Fake shop fraud (online shopping scams)

This involves fraudsters pretending to be legitimate online sellers, using either a fake website or a fabricated ad on a genuine retailer’s site. While many online sellers are legitimate, fraudsters exploit the anonymity of the Internet to defraud unsuspecting people. They set up fake retailer websites that look like genuine online stores. They may use imitated webpage designs, copied logos and domain names similar to those of authentic retailers. Many fraudulent websites can offer expensive items for sale at very low prices, such as clothing brands, jewellery and electronics. Sometimes it is even possible that you will receive the item you paid for, but it will be a cheap replica of the thing you thought you purchased. However, in most cases you will receive nothing at all.

There are many warning signs that a seller is fake:

  • A product is advertised at a remarkably low price that sounds too good to be true. 
  • The store is very new and selling products at very low prices. Information about delivery options and policies is nowhere to be found on the site or is very limited in nature.  
  • The supposed online retailer does not provide adequate information about privacy, terms and conditions of use, dispute resolution or contact details. 
  • The seller accepts only a few and not very well known payment methods. 

To avoid losing your money to a fake online store, the first thing you should do is find out exactly who you are dealing with and decide whether you can trust them. Doing research on the retailer is important, and anything negative you discover about them should make you cautious about purchasing things from them. In addition, you can check whether the website has a refund or returns policy – better online shopping sites have detailed complaints handling processes in case something goes wrong. 

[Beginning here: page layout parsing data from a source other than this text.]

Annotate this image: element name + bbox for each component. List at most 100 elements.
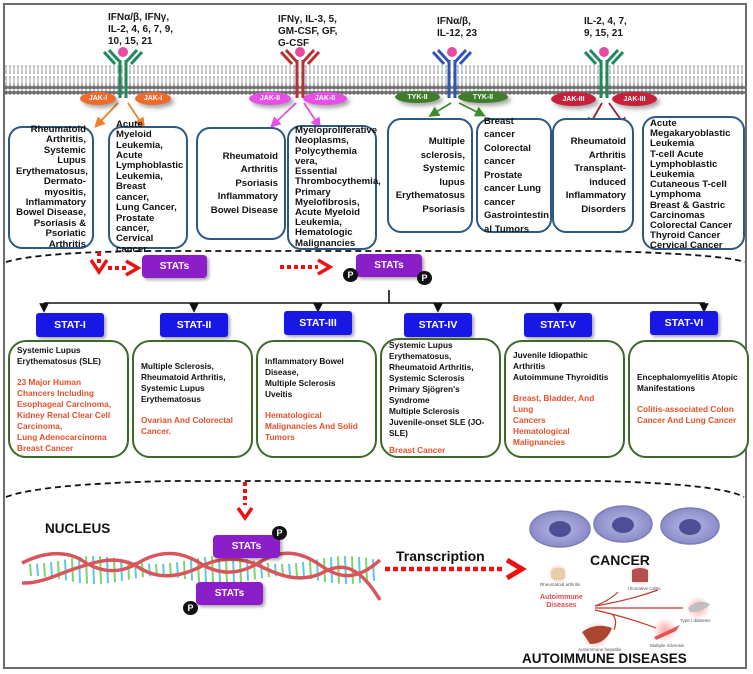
disease-item: Polycythemia vera, (295, 145, 357, 167)
disease-item: Bowel Disease (210, 204, 278, 216)
disease-item: Myelofibrosis, (295, 196, 360, 208)
arrow-head-1 (125, 259, 142, 277)
cancer-item: Colitis-associated Colon (637, 404, 734, 414)
nucleus-label: NUCLEUS (45, 521, 111, 536)
cancer-cell-icon (660, 507, 720, 545)
disease-item: Lymphoma (650, 189, 701, 201)
disease-item: cancer (484, 196, 515, 208)
cancer-item: 23 Major Human (17, 376, 82, 387)
autoimmune-inset (548, 564, 710, 649)
kinase-jak3-left: JAK-III (551, 92, 596, 106)
receptor-jak2 (279, 47, 321, 98)
autoimmune-item: Syndrome (389, 395, 430, 405)
stat-4-box: STAT-IV (404, 313, 472, 337)
cancer-label: CANCER (590, 552, 650, 568)
cancer-item: Cancer And Lung Cancer (637, 415, 737, 425)
disease-item: Lymphoblastic (650, 158, 718, 170)
disease-item: Acute Myeloid (116, 118, 152, 141)
disease-item: Thyroid Cancer (650, 230, 721, 242)
dna-base-pair (78, 557, 81, 583)
dna-base-pair (204, 557, 207, 583)
dna-base-pair (36, 563, 39, 577)
autoimmune-item: Juvenile Idiopathic (513, 350, 588, 360)
disease-item: Cervical Cancer (650, 240, 723, 252)
dna-base-pair (288, 563, 291, 577)
stats-phosphorylated: STATs (356, 254, 422, 277)
disease-item: Psoriasis (235, 177, 278, 189)
receptor-jak1 (102, 47, 144, 98)
dna-base-pair (295, 563, 298, 577)
arrow-jak1-right (127, 102, 145, 129)
ligands-jak3: IL-2, 4, 7, 9, 15, 21 (584, 16, 627, 39)
autoimmune-item: Uveitis (265, 388, 293, 399)
autoimmune-item: Encephalomyelitis Atopic (637, 372, 738, 382)
disease-item: Arthritis, (46, 134, 86, 146)
muscle-icon (654, 625, 680, 640)
cancer-cell-icon (593, 505, 653, 543)
ligands-jak2: IFNγ, IL-3, 5, GM-CSF, GF, G-CSF (278, 14, 338, 49)
disease-item: Lung Cancer, (116, 202, 177, 214)
dna-base-pair (260, 561, 263, 579)
inset-label: Type I diabetes (680, 618, 711, 623)
stat-6-box: STAT-VI (650, 311, 718, 335)
cancer-item: Tumors (265, 431, 295, 442)
disease-item: Hematologic (295, 227, 353, 239)
autoimmune-inset-center: Autoimmune Diseases (540, 594, 583, 609)
disease-item: Megakaryoblastic (650, 128, 731, 140)
kinase-tyk2-right: TYK-II (458, 91, 508, 103)
activation-chevron-icon (89, 259, 109, 276)
disease-item: Rheumatoid (30, 124, 86, 136)
cancer-item: Malignancies (513, 437, 566, 447)
arrow-jak2-right (303, 102, 321, 129)
disease-item: Inflammatory (217, 191, 278, 203)
cancer-item: Breast, Bladder, And Lung (513, 393, 595, 414)
ligand-icon (599, 47, 609, 57)
disease-item: Bowel Disease, (16, 207, 86, 219)
cancer-item: Kidney Renal Clear Cell (17, 409, 111, 420)
disease-item: Erythematosus (395, 190, 465, 201)
disease-item: Cutaneous T-cell (650, 179, 727, 191)
autoimmune-item: Systemic Lupus (141, 383, 205, 393)
dna-base-pair (344, 555, 347, 585)
arrow-jak1-left (94, 102, 119, 128)
disease-item: Leukemia (650, 169, 695, 181)
stat-5-box: STAT-V (524, 313, 592, 337)
disease-item: Breast cancer, (116, 181, 150, 203)
disease-item: Leukemia, (295, 217, 342, 229)
dna-base-pair (29, 563, 32, 577)
autoimmune-item: Inflammatory Bowel (265, 355, 344, 366)
stat-3-box: STAT-III (284, 311, 352, 335)
disease-item: Myeloproliferative (295, 125, 378, 137)
autoimmune-item: Erythematosus (SLE) (17, 355, 101, 366)
liver-icon (582, 625, 612, 644)
autoimmune-item: Systemic Lupus (389, 340, 453, 350)
cancer-cell-icon (529, 510, 591, 548)
disease-item: Thrombocythemia, (295, 176, 381, 188)
kinase-jak1-right: JAK-I (135, 92, 171, 105)
stat-1-box: STAT-I (36, 313, 104, 337)
cancer-item: Esophageal Carcinoma, (17, 398, 112, 409)
cancer-item: Chancers Including (17, 387, 94, 398)
ligand-icon (447, 47, 457, 57)
arrow-tyk2-left (428, 102, 452, 117)
joint-icon (551, 568, 565, 580)
autoimmune-item: Systemic Lupus (17, 344, 81, 355)
disease-item: Rheumatoid (570, 136, 626, 147)
disease-item: Acute Myeloid (295, 206, 361, 218)
kinase-jak2-left: JAK-II (249, 92, 291, 105)
disease-item: Dermato- (43, 176, 86, 188)
cancer-list: Breast Cancer (389, 445, 492, 456)
disease-item: cancer (484, 156, 515, 168)
pancreas-icon (688, 601, 710, 612)
colon-icon (632, 568, 648, 582)
autoimmune-item: Autoimmune Thyroiditis (513, 372, 609, 382)
ligand-icon (295, 47, 305, 57)
disease-item: Erythematosus, (16, 165, 88, 177)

When making online payments, only pay for items using secure payment services and think twice before agreeing to use cryptocurrency as a payment method. Avoid agreeing to any arrangements with strangers that require advance payment via a 3D secure card transaction, pre‑loaded cards or cryptocurrency. It is extremely rare to recover money sent this way. Remember never to send money or give credit card or online account details to anyone you don’t know or trust.